Search Intensifies for Diabetes Drugs

Myriad of Compounds Intended to Stop the Progression of Metabolic Diseases Moves Through the Pipeline

  • GPCRs

    GPCRs (G-protein coupled receptors) account for a large percentage of drugs being developed. Researchers at Arena Pharmaceuticals conduct their lead development around the hypothesis of stabilizing the constituitively active form of GPCRs to generate a signal without having to identify the natural ligand prior to discovering a small molecule to that receptor.

    This is the basis of their technology CART—constituitively activated receptor technology—which enhances detection and allows simultaneous identity of the receptor inhibitor and activator drug leads.

    The company’s initial lead molecule, GPR119, was an inverse agonist. “We used medicinal chemistry,” explained Dominic Behan, Ph.D., cofounder and CSO, “and flipped the activity of the inverse agonist to an agonist. The initial breakthrough was getting a molecule interacting with the receptor, and then designing agonists around that scaffold.”

    Another technology uses melanophores, frog skin cells, to measure activity stimulated by GPCRs and by small molecules that target those GPCRs. The pigment in the frog cells will disperse within the cell if it stimulates cyclic AMP, and this is measured by absorption. “This was used in the early discovery of GPR119 and was later evolved into different assays,” said Dr. Behan.

    James Leonard, Ph.D., senior director, metabolic disorders, presented the company’s approach to discovering and developing GPR119. Using the firm’s technologies, he said they found that this molecule increased cyclic AMP in insulin-producing cells of the pancreas. “Here we have a novel receptor in the cell type of interest, and it signals in the same way as a receptor (GOP1) with a nontherapeutic benefit. So the strategy was, can we find small molecules and replicate the same biology? In short, that’s what we did.”

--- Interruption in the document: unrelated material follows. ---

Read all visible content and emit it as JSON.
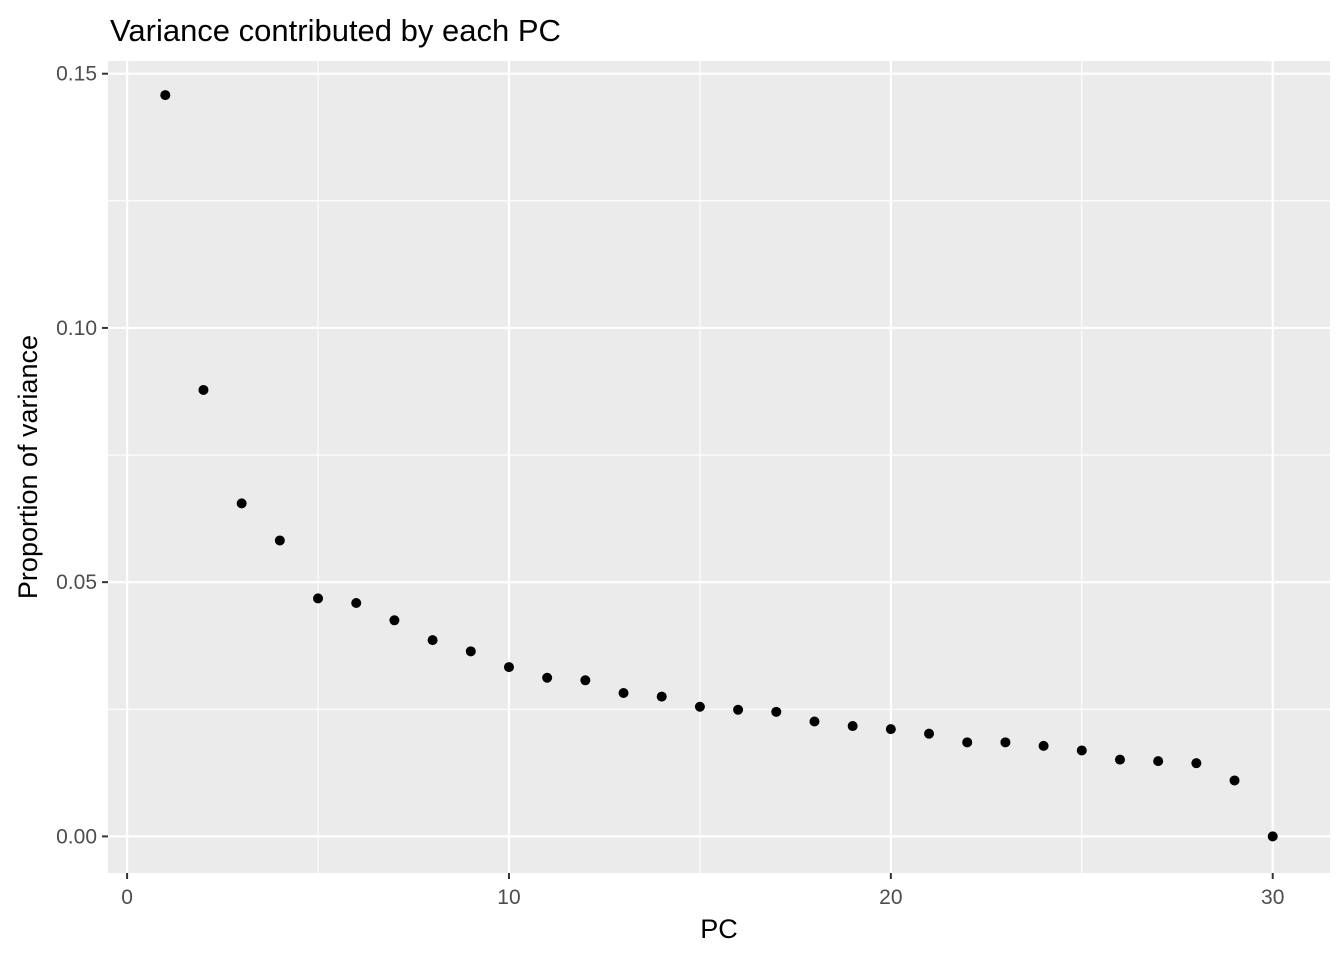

    Additional research showed GPR119 expression not only in the pancreas, but also in the intestinal endocrine cells (stimulating release of GLP1, GIP, and PYY—all hormones that are known to be beneficial in the regulation of glucose homeostasis, and which are positively regulated by GLP119).

    Dr. Leonard said these studies have shown GLP119 has positive effects on oral glucose tolerance and maintains activity when given repeatedly, in addition to showing chronic efficacy in rodent models of type 2 diabetes, with lower HDA1C, improved glucose, and lipid profiles.

    There’s little doubt that the global markets for prescription endocrine and metabolic disease drugs will increase. A 2007 report by BCC Research estimated the market would reach $96.4 billion by 2011, up from $72.3 billion in 2006. As research moves forward, there is a great deal of promise for new therapeutics that may not just address the symptoms of metabolic disease but stop disease progression.